Nearly two decades ago, the rumors began: In the Atacama Desert of northern Chile, someone had discovered a tiny mummified alien.

An amateur collector exploring a ghost town was said to have come across a white cloth in a leather pouch. Unwrapping it, he found a six-inch-long skeleton.

Despite its size, the skeleton was remarkably complete. It even had hardened teeth. And yet there were striking anomalies: it had ten ribs instead of the usual 12, giant eye sockets and a long skull that ended in a point.

Ata, as the remains came to be known, ended up in a private collection, but the rumors continued, fueled in part by a U.F.O. documentary in 2013 that featured the skeleton. On Thursday, a team of scientists presented a very different explanation for Ata — one without aliens, but intriguing in its own way.

Ata’s bones contain DNA that not only shows she was human, but that she belonged to the local population. What’s more, the researchers identified in her DNA a group of mutations in genes related to bone development.

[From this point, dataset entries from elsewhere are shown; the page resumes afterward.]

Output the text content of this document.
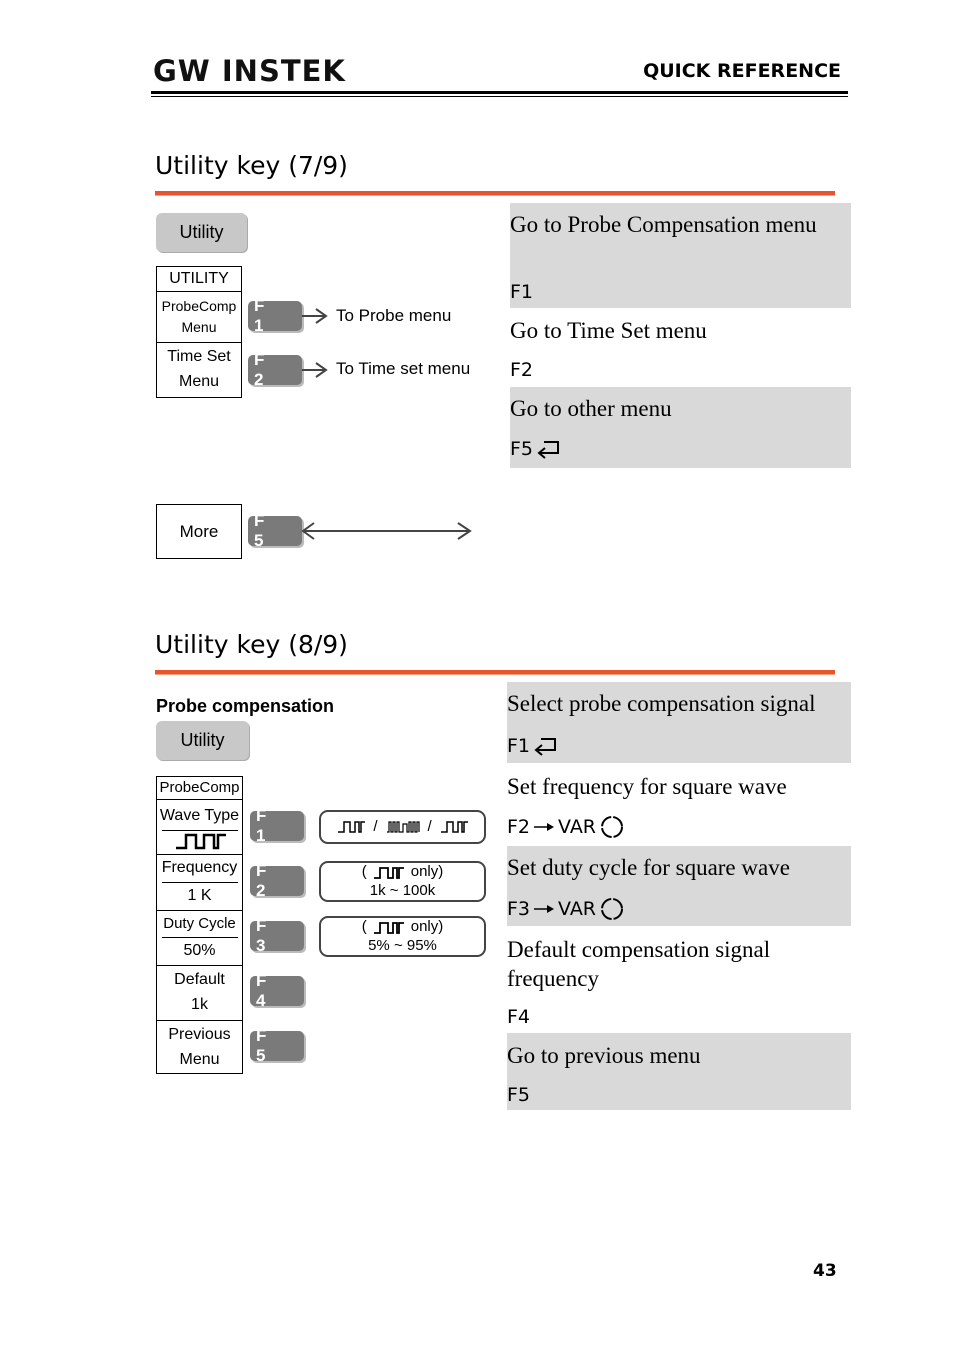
GW INSTEK	QUICK REFERENCE
Utility key (7/9)
Utility
UTILITY
ProbeComp
Menu
Time Set
Menu
F 1
To Probe menu
F 2
To Time set menu
More
F 5
Go to Probe Compensation menu
F1
Go to Time Set menu
F2
Go to other menu
F5
Utility key (8/9)
Probe compensation
Utility
ProbeComp
Wave Type
Frequency
1 K
Duty Cycle
50%
Default
1k
Previous
Menu
F 1
F 2
F 3
F 4
F 5
/	/
(	only)
1k ~ 100k
(	only)
5% ~ 95%
Select probe compensation signal
F1
Set frequency for square wave
F2 VAR
Set duty cycle for square wave
F3 VAR
Default compensation signal frequency
F4
Go to previous menu
F5
43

Some of these mutations might be responsible for the skeleton’s bizarre form, causing a hereditary disorder never before documented in humans.

Antonio Salas Ellacuriaga, a geneticist at the University of Santiago de Compostela in Spain who was not involved in the new study, called it “a very beautiful example of how genomics can help to disentangle an anthropological and archaeological dilemma.”

“DNA autopsies,” as Dr. Ellacuriaga calls them, could help shed light on medical disorders “by looking to the past to understand the present.”

The research, published in the journal Genome Research, began in 2012, when Garry P. Nolan, an immunologist at Stanford University, got wind of the U.F.O. documentary, “Sirius,” while it was still in production.

Dr. Nolan emailed the producers and offered to look for DNA in the mummy. The skeleton’s owner agreed to X-ray images as well as bone marrow samples taken from the ribs and right humerus.

Once Dr. Nolan and his colleagues received the samples, they were able to retrieve fragments of DNA from bone marrow cells without much struggle. “We could tell this was human right away,” said Atul Butte, a computational biologist at the University of California, San Francisco, and a co-author of the new study.

The scientists eventually managed to reconstruct much of Ata’s genome. She was a girl, they found, most closely related to indigenous Chileans. But she also had a substantial amount of European ancestry.

The scientists have not carried out any precise dating of the skeleton, so they can’t say exactly when Ata lived. But her European heritage suggested it was sometime after Chile was colonized in the 1500s.

After death, DNA disintegrates into fragments, which become smaller over the centuries. Ata’s DNA fragments are still large, another clue that she’s less than 500 years old.

While her elongated head was striking, it wasn’t the strangest feature of Ata’s skeleton. Despite being the size of a human fetus, about the length of a pen, her bones were as developed in some ways as those of a six-year-old.

Ralph S. Lachman, an expert on hereditary bone diseases at Stanford University, examined her X-rays. He concluded that her constellation of symptoms did not match any known disease. The scientists reasoned that Ata might have had mutations for a disorder that had never before been described.

Sanchita Bhattacharya, a researcher in Dr. Butte’s lab, searched for mutations in Ata’s DNA and identified 2.7 million variants throughout the genome. She whittled this list to 54 rare mutations that could potentially shut down the gene in which they were located.

“I was amazed by how much you can tell from the genetic blueprint,” said Ms. Bhattacharya.

Many of those genes, it turned out, are involved in building skeletons. Some have already been linked to conditions ranging from scoliosis to dwarfism to having an abnormal number of ribs.

But some of Ata’s mutations are new to science. It’s possible some caused her skeleton to mature quickly even while failing to grow to normal stature.

Ms. Bhattacharya speculates that such a disorder would have caused the child to be stillborn. And she stressed that these mutations are, for now, only theoretical candidates.

Other experts concurred. “There is no single slam-dunk finding that explains the bizarre appearance of this individual,” said Daniel G. MacArthur, a geneticist at the Broad Institute who was not involved in the study.

Yet understanding what happened to Ata might shed light on skeletal deformities seen today. That may require engineering stem cells with each of the 54 mutations, growing them in a dish, and then looking for telling changes in their development.

And Dr. Nolan has heard stories about similar skeletons in other parts of the world. If he were able to examine them, he might discover some of these mutations in their DNA, as well.

Even more direct confirmation might be possible if researchers paid closer attention to stillbirths.

Although there are 24,000 stillbirths in the United States alone each year, doctors generally don’t record the features of the fetuses, let alone study their DNA.

With so little data, there’s no way to know if Ata was unique — or if stillborn babies today are still suffering her condition or versions of it.

“It’s quite rare to do a genetic analysis on a stillbirth,” said Albert Zink, an anthropologist at the European Research Academy in Bolzano, Italy, who was not involved in the new study. “This could be a trigger to look into more such cases.”